The recent change in this area is #37611 - table creation now triggers a stats run.

andreimatei commented 5 years ago

I have some thoughts on the topic. Here's my half-understanding-half-speculation about what's going on:

First question is - why is the id allocation non-transactional? It turns out that I have made it so in https://github.com/cockroachdb/cockroach/commit/74f5728dfc354f0324f51fe271bd36a6da2c3918. The reason the commit lists is because of ORMs which don't like txn retries for schema changes (I think it was motivated at the time in part by the Jepsen test suite which couldn't handle these retries). And so the point of making the id alloc non-txn was to isolate the contentious part of different schema change txns, so that the broaders txns wouldn't have to conflict.

Now, the auto-stats collection seems to have reintroduced some retries for schema changes, and so I guess that defeats the purpose of making that id allocation non-transactional and presumably is again a problem for Jepsen and tools/ORMs. So I think the problem here might be bigger than just tests that hardcode txn ids. (In the case of logic tests I'm guessing we're able to perform auto-retries but in the wild we often can't and that trips up tools).

In my opinion, the root of all evil here is the existence of the txn.CommitTimestamp() method https://github.com/cockroachdb/cockroach/blob/e92f68af8dd507fb80f1950f969e62e7819be027/pkg/internal/client/txn.go#L262 which prevents the refreshes. Were it not for this, the view txn would presumably refresh just fine and succeed the first time. I've always hated the use of that function for schema changes (which I think might also be the only use) because the information that it provides - the "modification time" of a table descriptor - can be "trivially" deduced from KV: it's the MVCC timestamp of the key in question. No need to record it explicitly. I believe a ScanRequest even carries the mvcc timestamps in it; it's just that they get lost towards SQL. I think this is a good opportunity to kill this wart. Giving SQL access to these timestamps would also open the door to all sort of features - such as ones requested here: https://github.com/cockroachdb/cockroach/issues/19749

If I can snipe someone to do this (and assuming the theory checks out), I think it would be better than papering over these id allocations somehow - like for example through remembering allocated but unused ids as Nathan and other have suggested.

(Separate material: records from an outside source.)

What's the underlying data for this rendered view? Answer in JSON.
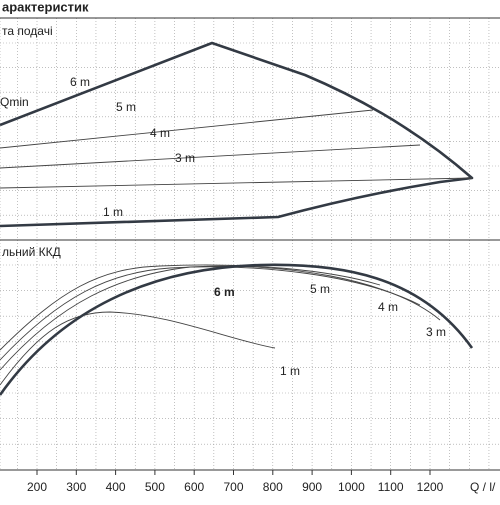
{
  "header": {
    "title": "арактеристик"
  },
  "upper_panel": {
    "title": "та подачі",
    "qmin_label": "Qmin",
    "curve_labels": [
      "6 m",
      "5 m",
      "4 m",
      "3 m",
      "1 m"
    ]
  },
  "lower_panel": {
    "title": "льний ККД",
    "curve_labels": [
      "6 m",
      "5 m",
      "4 m",
      "3 m",
      "1 m"
    ]
  },
  "x_axis": {
    "ticks": [
      "200",
      "300",
      "400",
      "500",
      "600",
      "700",
      "800",
      "900",
      "1000",
      "1100",
      "1200"
    ],
    "label": "Q / l/"
  }
}
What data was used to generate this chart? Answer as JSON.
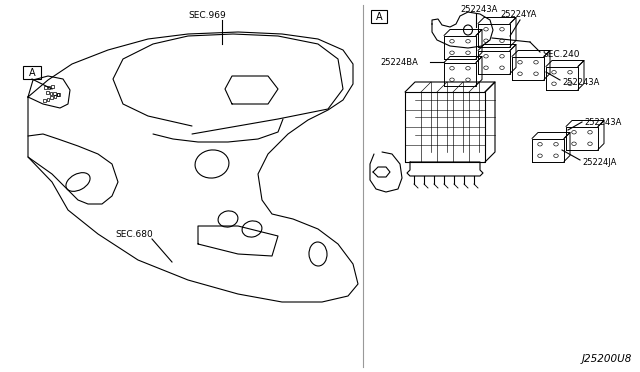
{
  "bg_color": "#ffffff",
  "line_color": "#000000",
  "fig_width": 6.4,
  "fig_height": 3.72,
  "labels": {
    "sec680": "SEC.680",
    "sec969": "SEC.969",
    "sec240": "SEC.240",
    "label_A": "A",
    "part_ja": "25224JA",
    "part_ba1": "25224BA",
    "part_ya": "25224YA",
    "part_243a_upper": "252243A",
    "part_243a_lower": "252243A",
    "part_243a_bottom": "252243A",
    "diagram_id": "J25200U8"
  }
}
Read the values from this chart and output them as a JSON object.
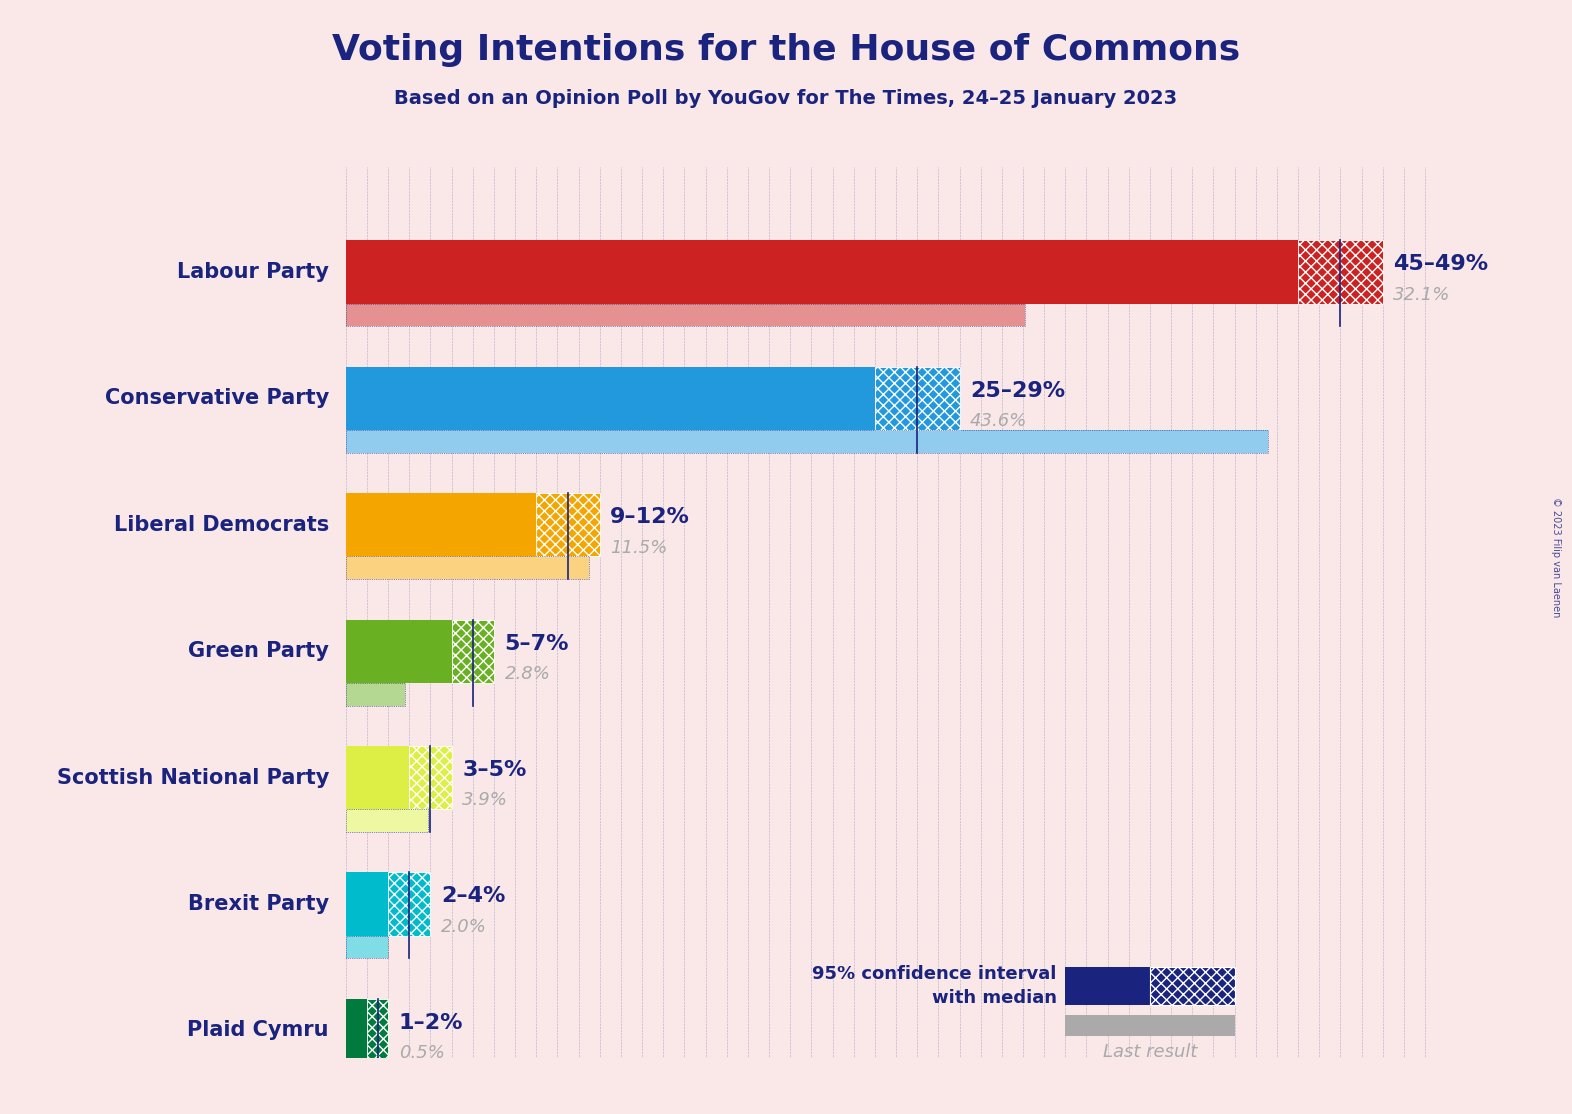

Curious to see if the cat licks it up.

cc @dt

andreimatei commented 5 years ago

also cc @danhhz

knz commented 5 years ago

I loved reading the analyses.

I think the requirement that DDL does not encounter retries is still there, that still really causes problems with 3rd party tools. Retries should still be minimized for DDL (or at least occur as little as possible, thus not "statically probably" when stat collection is enabled).

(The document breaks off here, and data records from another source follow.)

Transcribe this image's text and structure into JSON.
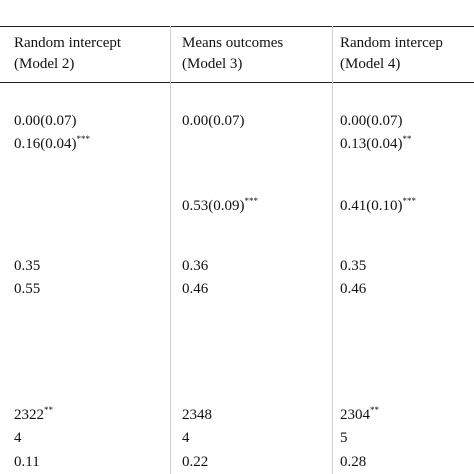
{
  "table": {
    "header": [
      [
        "Random intercept",
        "(Model 2)"
      ],
      [
        "Means outcomes",
        "(Model 3)"
      ],
      [
        "Random intercep",
        "(Model 4)"
      ]
    ],
    "rows": [
      [
        {
          "text": "0.00(0.07)"
        },
        {
          "text": "0.00(0.07)"
        },
        {
          "text": "0.00(0.07)"
        }
      ],
      [
        {
          "text": "0.16(0.04)",
          "sup": "***"
        },
        null,
        {
          "text": "0.13(0.04)",
          "sup": "**"
        }
      ],
      [
        null,
        {
          "text": "0.53(0.09)",
          "sup": "***"
        },
        {
          "text": "0.41(0.10)",
          "sup": "***"
        }
      ],
      [
        {
          "text": "0.35"
        },
        {
          "text": "0.36"
        },
        {
          "text": "0.35"
        }
      ],
      [
        {
          "text": "0.55"
        },
        {
          "text": "0.46"
        },
        {
          "text": "0.46"
        }
      ],
      [
        {
          "text": "2322",
          "sup": "**"
        },
        {
          "text": "2348"
        },
        {
          "text": "2304",
          "sup": "**"
        }
      ],
      [
        {
          "text": "4"
        },
        {
          "text": "4"
        },
        {
          "text": "5"
        }
      ],
      [
        {
          "text": "0.11"
        },
        {
          "text": "0.22"
        },
        {
          "text": "0.28"
        }
      ]
    ]
  }
}
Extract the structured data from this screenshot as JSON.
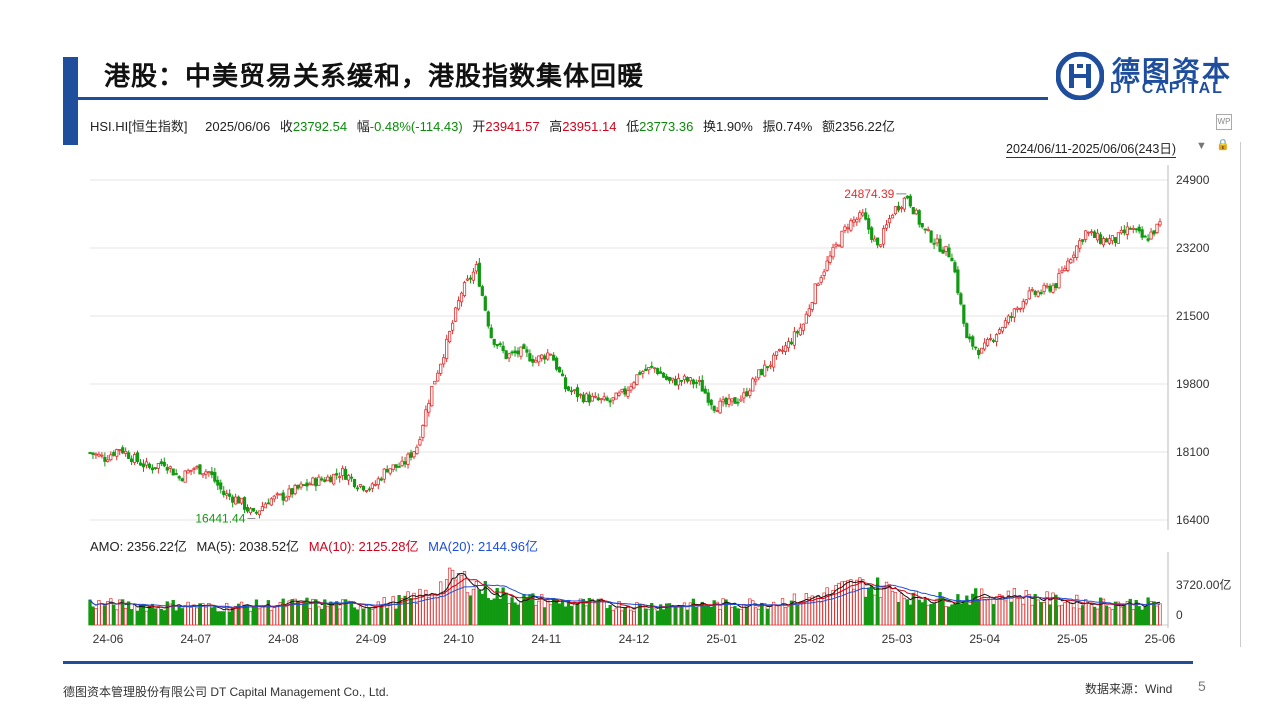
{
  "title": "港股：中美贸易关系缓和，港股指数集体回暖",
  "logo": {
    "cn": "德图资本",
    "en": "DT CAPITAL"
  },
  "quote": {
    "symbol": "HSI.HI[恒生指数]",
    "date": "2025/06/06",
    "close_label": "收",
    "close": "23792.54",
    "change_label": "幅",
    "change": "-0.48%(-114.43)",
    "open_label": "开",
    "open": "23941.57",
    "high_label": "高",
    "high": "23951.14",
    "low_label": "低",
    "low": "23773.36",
    "turnover_label": "换",
    "turnover": "1.90%",
    "amplitude_label": "振",
    "amplitude": "0.74%",
    "amount_label": "额",
    "amount": "2356.22亿"
  },
  "range": "2024/06/11-2025/06/06(243日)",
  "amo": {
    "amo": "AMO: 2356.22亿",
    "ma5": "MA(5): 2038.52亿",
    "ma10": "MA(10): 2125.28亿",
    "ma20": "MA(20): 2144.96亿"
  },
  "colors": {
    "up": "#e0302f",
    "down": "#129912",
    "brand": "#1f4e9c",
    "ma5": "#111111",
    "ma10": "#d0021b",
    "ma20": "#1f4fd8"
  },
  "chart_data": {
    "type": "candlestick",
    "price_axis_ticks": [
      "24900",
      "23200",
      "21500",
      "19800",
      "18100",
      "16400"
    ],
    "price_ylim": [
      16400,
      24900
    ],
    "volume_axis_ticks": [
      "3720.00亿",
      "0"
    ],
    "x_tick_labels": [
      "24-06",
      "24-07",
      "24-08",
      "24-09",
      "24-10",
      "24-11",
      "24-12",
      "25-01",
      "25-02",
      "25-03",
      "25-04",
      "25-05",
      "25-06"
    ],
    "annotations": {
      "high": "24874.39",
      "low": "16441.44"
    },
    "close_path": [
      [
        0,
        18080
      ],
      [
        5,
        17950
      ],
      [
        10,
        18200
      ],
      [
        15,
        17920
      ],
      [
        20,
        17700
      ],
      [
        25,
        17850
      ],
      [
        30,
        17450
      ],
      [
        35,
        17700
      ],
      [
        40,
        17600
      ],
      [
        45,
        17050
      ],
      [
        50,
        16900
      ],
      [
        55,
        16520
      ],
      [
        60,
        16900
      ],
      [
        65,
        16990
      ],
      [
        70,
        17180
      ],
      [
        75,
        17350
      ],
      [
        80,
        17450
      ],
      [
        85,
        17600
      ],
      [
        90,
        17300
      ],
      [
        95,
        17200
      ],
      [
        100,
        17700
      ],
      [
        105,
        17750
      ],
      [
        110,
        18250
      ],
      [
        115,
        19700
      ],
      [
        120,
        20800
      ],
      [
        125,
        22100
      ],
      [
        130,
        22700
      ],
      [
        135,
        21000
      ],
      [
        140,
        20500
      ],
      [
        145,
        20600
      ],
      [
        150,
        20400
      ],
      [
        155,
        20600
      ],
      [
        160,
        19700
      ],
      [
        165,
        19500
      ],
      [
        170,
        19400
      ],
      [
        175,
        19350
      ],
      [
        180,
        19600
      ],
      [
        185,
        20100
      ],
      [
        190,
        20200
      ],
      [
        195,
        19850
      ],
      [
        200,
        19900
      ],
      [
        205,
        19800
      ],
      [
        210,
        19250
      ],
      [
        215,
        19300
      ],
      [
        220,
        19500
      ],
      [
        225,
        20050
      ],
      [
        230,
        20400
      ],
      [
        235,
        20800
      ],
      [
        240,
        21300
      ],
      [
        245,
        22400
      ],
      [
        250,
        23100
      ],
      [
        255,
        23800
      ],
      [
        260,
        24000
      ],
      [
        265,
        23200
      ],
      [
        270,
        24100
      ],
      [
        275,
        24500
      ],
      [
        280,
        23700
      ],
      [
        285,
        23300
      ],
      [
        290,
        23000
      ],
      [
        295,
        20900
      ],
      [
        300,
        20600
      ],
      [
        305,
        21100
      ],
      [
        310,
        21500
      ],
      [
        315,
        22000
      ],
      [
        320,
        22100
      ],
      [
        325,
        22300
      ],
      [
        330,
        23000
      ],
      [
        335,
        23600
      ],
      [
        340,
        23400
      ],
      [
        345,
        23400
      ],
      [
        350,
        23700
      ],
      [
        355,
        23400
      ],
      [
        360,
        23790
      ]
    ],
    "volume_levels": [
      0.32,
      0.3,
      0.28,
      0.3,
      0.26,
      0.28,
      0.3,
      0.32,
      0.3,
      0.3,
      0.34,
      0.45,
      0.72,
      0.5,
      0.4,
      0.35,
      0.32,
      0.3,
      0.28,
      0.3,
      0.3,
      0.31,
      0.33,
      0.36,
      0.45,
      0.6,
      0.55,
      0.4,
      0.38,
      0.42,
      0.45,
      0.4,
      0.35,
      0.33,
      0.32,
      0.31
    ]
  }
}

The fact that ID increments are non-transactional is a red herring in this discussion -- we can work around that easily in tests, and it is largely invisible to clients.

Andrei I like your idea to simplify the DDL handling code in SQL to minimize the way it blocks a txn from being auto-pushed. If it can use MVCC timestamps and achieve that (and thus avoid a few more retries), that would be a good thing.

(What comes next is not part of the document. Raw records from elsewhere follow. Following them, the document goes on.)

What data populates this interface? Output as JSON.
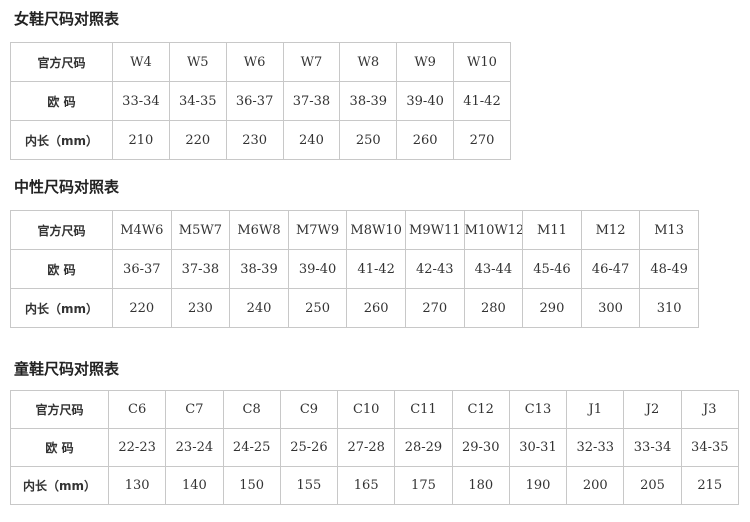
{
  "sections": [
    {
      "title": "女鞋尺码对照表",
      "rows": [
        [
          "官方尺码",
          "W4",
          "W5",
          "W6",
          "W7",
          "W8",
          "W9",
          "W10"
        ],
        [
          "欧 码",
          "33-34",
          "34-35",
          "36-37",
          "37-38",
          "38-39",
          "39-40",
          "41-42"
        ],
        [
          "内长（mm）",
          210,
          220,
          230,
          240,
          250,
          260,
          270
        ]
      ]
    },
    {
      "title": "中性尺码对照表",
      "rows": [
        [
          "官方尺码",
          "M4W6",
          "M5W7",
          "M6W8",
          "M7W9",
          "M8W10",
          "M9W11",
          "M10W12",
          "M11",
          "M12",
          "M13"
        ],
        [
          "欧 码",
          "36-37",
          "37-38",
          "38-39",
          "39-40",
          "41-42",
          "42-43",
          "43-44",
          "45-46",
          "46-47",
          "48-49"
        ],
        [
          "内长（mm）",
          220,
          230,
          240,
          250,
          260,
          270,
          280,
          290,
          300,
          310
        ]
      ]
    },
    {
      "title": "童鞋尺码对照表",
      "rows": [
        [
          "官方尺码",
          "C6",
          "C7",
          "C8",
          "C9",
          "C10",
          "C11",
          "C12",
          "C13",
          "J1",
          "J2",
          "J3"
        ],
        [
          "欧 码",
          "22-23",
          "23-24",
          "24-25",
          "25-26",
          "27-28",
          "28-29",
          "29-30",
          "30-31",
          "32-33",
          "33-34",
          "34-35"
        ],
        [
          "内长（mm）",
          130,
          140,
          150,
          155,
          165,
          175,
          180,
          190,
          200,
          205,
          215
        ]
      ]
    }
  ]
}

nvanbenschoten commented 5 years ago

@andreimatei do you want to keep this open and reorient it around https://github.com/cockroachdb/cockroach/issues/37751#issuecomment-495391682?

andreimatei commented 5 years ago

Yeah. I believe it's oriented already :P

nvanbenschoten commented 5 years ago

Let's rename it and give it appropriate labels then.

andreimatei commented 5 years ago

Renamed. But Radu, I'm moving it back to something under SQL. Although there might be minor "kv" changes needed, the problems here are really SQL problems.

To recap, my understanding is that:

For the moment I see we've turned off stats collection for logic tests, but that seems not too great.

thoszhang commented 4 years ago

@ajwerner Do you think this is fixed by #40793? Maybe we should turn stats collection back on for logic tests.

ajwerner commented 4 years ago

Certainly possible. We should at least experiment with it.